No end in sight for Mexico’s dependence on US natural gas

12 March 2019 (Last Updated March 12th, 2019 11:39)

The forecast for natural demand indicates a continuous increase in Mexico’s domestic consumption.

No end in sight for Mexico’s dependence on US natural gas
The forecast for natural demand indicates a continuous increase in Mexico’s domestic consumption.

During the last nine years, Mexico has experienced a continuous decline in its gross natural gas output going from a peak of more than 7 billion cubic feet per day (bcfd) in 2009 to 4.8 bcfd in 2018.

Currently, more than 50% of the natural gas domestic demand is in power generation and approximately 21% is destined for industrial use. To counter the production decline, natural gas imports from the US have steadily increased and today account for about 50% of current domestic consumption.

In fact, the imports reach 60% of current domestic demand when we exclude from the domestic supply natural gas injected, flared and used internally by Pemex. The forecast for natural demand indicates a continuous increase of Mexico’s domestic consumption surpassing 9 bcfd by 2025, but the supply forecast for domestic consumption is expected at best to remain in current levels and below 5 bcfd by the same year.

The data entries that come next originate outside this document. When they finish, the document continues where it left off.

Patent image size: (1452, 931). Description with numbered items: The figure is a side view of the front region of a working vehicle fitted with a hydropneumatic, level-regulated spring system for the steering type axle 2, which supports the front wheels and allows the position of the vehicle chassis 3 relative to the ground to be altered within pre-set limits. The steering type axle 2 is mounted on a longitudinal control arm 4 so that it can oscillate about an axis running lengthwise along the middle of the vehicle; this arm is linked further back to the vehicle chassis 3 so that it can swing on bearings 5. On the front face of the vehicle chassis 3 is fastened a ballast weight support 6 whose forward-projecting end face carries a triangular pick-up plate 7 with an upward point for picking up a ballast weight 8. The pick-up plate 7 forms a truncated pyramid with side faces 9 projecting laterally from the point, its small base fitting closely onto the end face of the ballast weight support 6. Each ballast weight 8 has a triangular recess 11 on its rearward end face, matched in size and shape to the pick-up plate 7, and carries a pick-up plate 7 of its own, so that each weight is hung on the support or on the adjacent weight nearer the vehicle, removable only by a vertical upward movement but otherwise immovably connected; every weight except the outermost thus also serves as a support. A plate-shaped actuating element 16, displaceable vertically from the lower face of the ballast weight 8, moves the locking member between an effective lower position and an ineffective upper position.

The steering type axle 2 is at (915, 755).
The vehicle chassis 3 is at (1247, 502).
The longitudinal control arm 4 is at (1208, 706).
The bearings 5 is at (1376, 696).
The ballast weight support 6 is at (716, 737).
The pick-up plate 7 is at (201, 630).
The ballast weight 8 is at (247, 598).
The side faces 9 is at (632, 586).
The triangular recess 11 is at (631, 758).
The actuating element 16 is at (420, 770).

This scenario will surely increase the dependency from Mexico on US natural gas over the first half of the next decade.

US export of natural gas vs Mexico’s natural gas gross production

Source: EIA, GlobalData Oil and Gas

Higher natural gas prices south of the US border and an increase in the number of pipelines connecting the US with Mexico’s network support the increasing exports of US natural gas to Mexico. In other words, natural gas price differentials are a key signal to natural gas marketers and the existing pipeline capacity allows for the volume to freely move south.

Mexico’s dependency on US natural gas will continue

In spite of the current’s administration claims on recovering energy sovereignty, Mexico’s dependency on US natural gas will continue over the next decade. Without a comprehensive strategy that considers the development of large natural gas resources both onshore and offshore it will be difficult to reduce the volume of imports demanded for power generation and industrial use.

On the other hand, the interconnection of US and Mexico natural gas markets appears to work and at present, the cheap natural gas from Texas seems a far more convenient option for Mexico than having to face permanent and systematic shortfalls of supply or to import from further away sources.